Tar very much, EU!

An old Finnish saying has it that if sauna, tar and liquor donít help, the illness is fatal. In a land of vast forests, the reference is naturally to pine tar, which has been used in Finland of old to protect wood against rot fungus. Understandably the Finns have not taken kindly to the European Unions plans to ban all use of tar. In fact, it is seen as a case of throwing out the baby with the bath water. Coal and mineral oil tars are indeed dangerous, but pine tar is not poisonous and has moreover a pleasant smell that evokes in many Finns memories of life in the lap of nature.

By Finnish lights the EU saw the light last year in extending the permission to use pine tar in specified applications until 2010. The fixed-term permission covers the use of pine tar in the protection of historical building and traditional wooden boats.

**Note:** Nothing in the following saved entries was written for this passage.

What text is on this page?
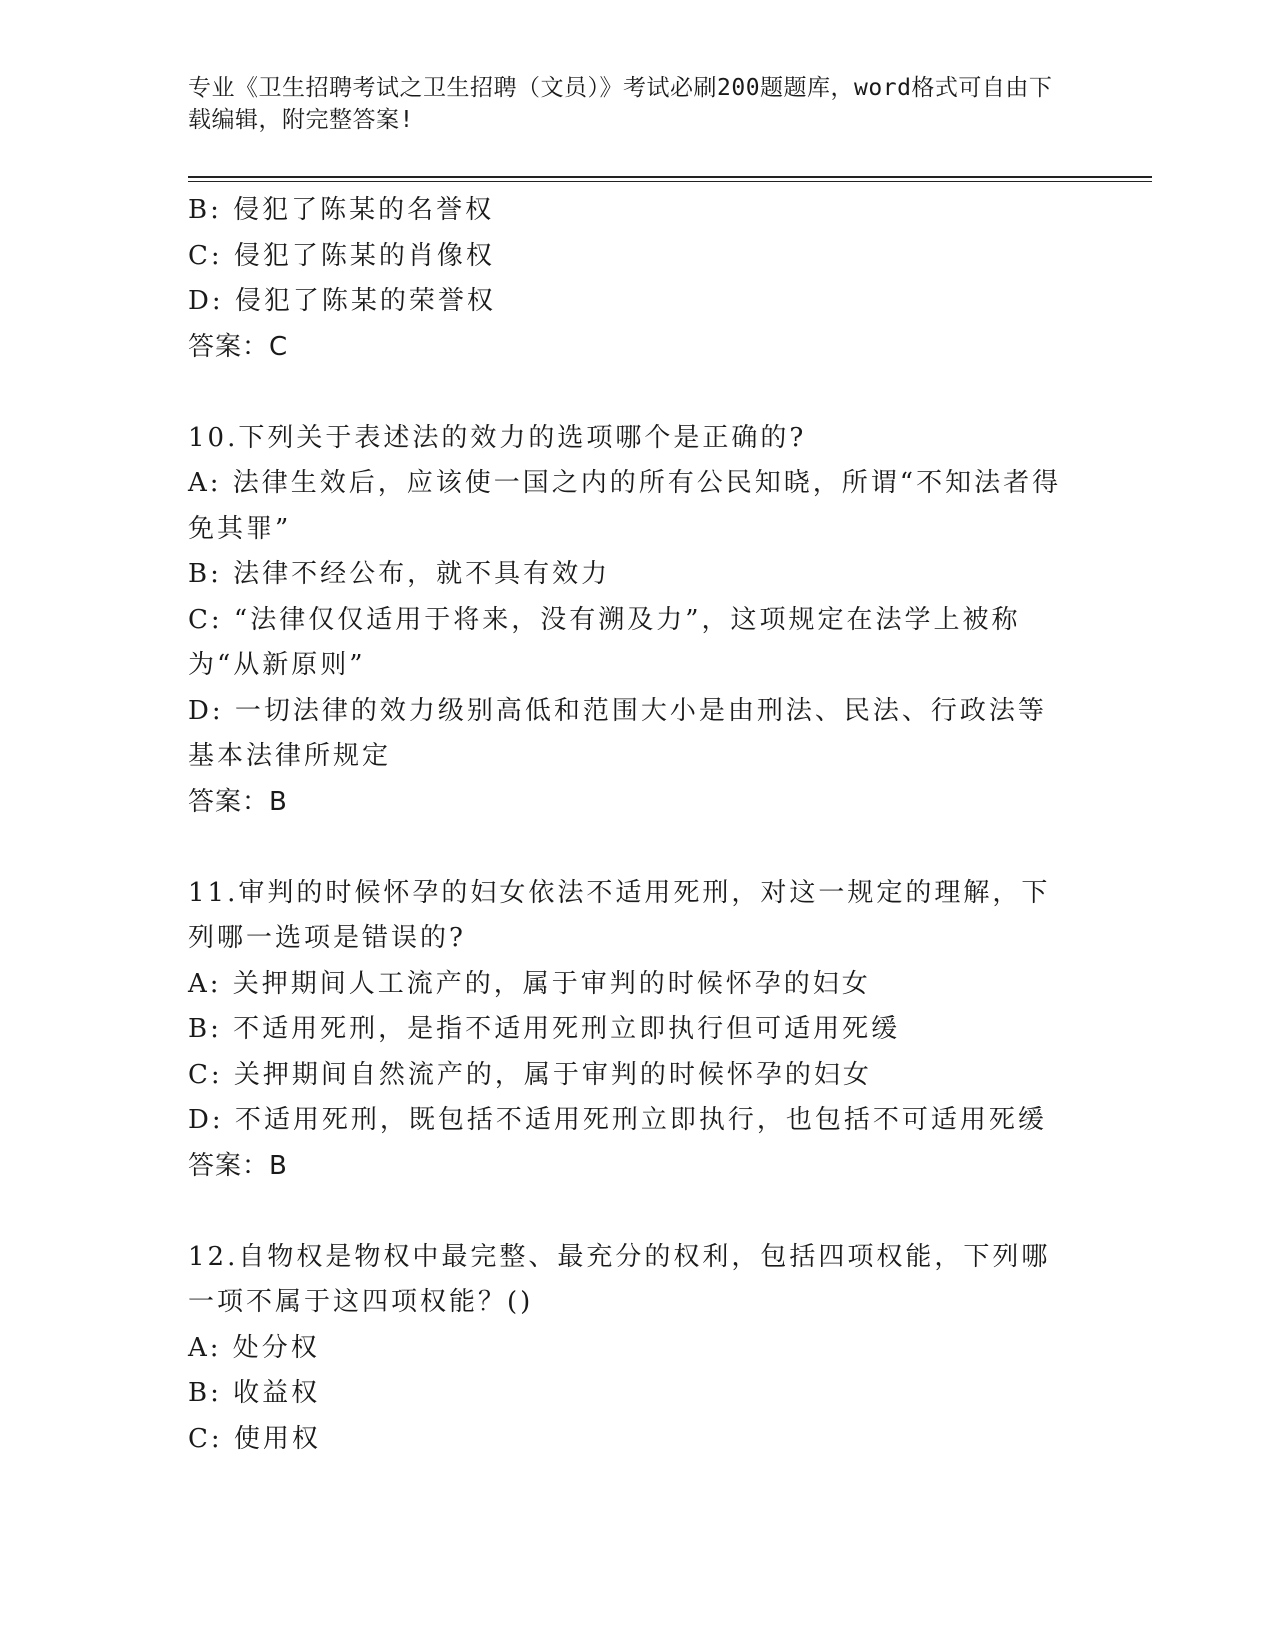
专业《卫生招聘考试之卫生招聘（文员）》考试必刷200题题库，word格式可自由下载编辑，附完整答案!
B: 侵犯了陈某的名誉权
C: 侵犯了陈某的肖像权
D: 侵犯了陈某的荣誉权
答案：C
10.下列关于表述法的效力的选项哪个是正确的?
A: 法律生效后，应该使一国之内的所有公民知晓，所谓“不知法者得免其罪”
B: 法律不经公布，就不具有效力
C: “法律仅仅适用于将来，没有溯及力”，这项规定在法学上被称为“从新原则”
D: 一切法律的效力级别高低和范围大小是由刑法、民法、行政法等基本法律所规定
答案：B
11.审判的时候怀孕的妇女依法不适用死刑，对这一规定的理解，下列哪一选项是错误的?
A: 关押期间人工流产的，属于审判的时候怀孕的妇女
B: 不适用死刑，是指不适用死刑立即执行但可适用死缓
C: 关押期间自然流产的，属于审判的时候怀孕的妇女
D: 不适用死刑，既包括不适用死刑立即执行，也包括不可适用死缓
答案：B
12.自物权是物权中最完整、最充分的权利，包括四项权能，下列哪一项不属于这四项权能？()
A: 处分权
B: 收益权
C: 使用权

Finland is working for a permanent licence for the use of pine tar in these applications.

Pine tar was an important source of wealth in Finland in the era of wooden boats and buildings. It was exported extensively and fortunes were made out of tar trade in many costal towns. Pine tar remains irreplaceable in such historically valuable applications as the preservation of wood-shingle church roofs.

To test the traditional claim about the healing powers of the holy trinity of sauna, tar and liquor, we recommend you buy a bottle of tar-flavoured vodka, some tar-flavoured cough lozenges and head for nearest sauna.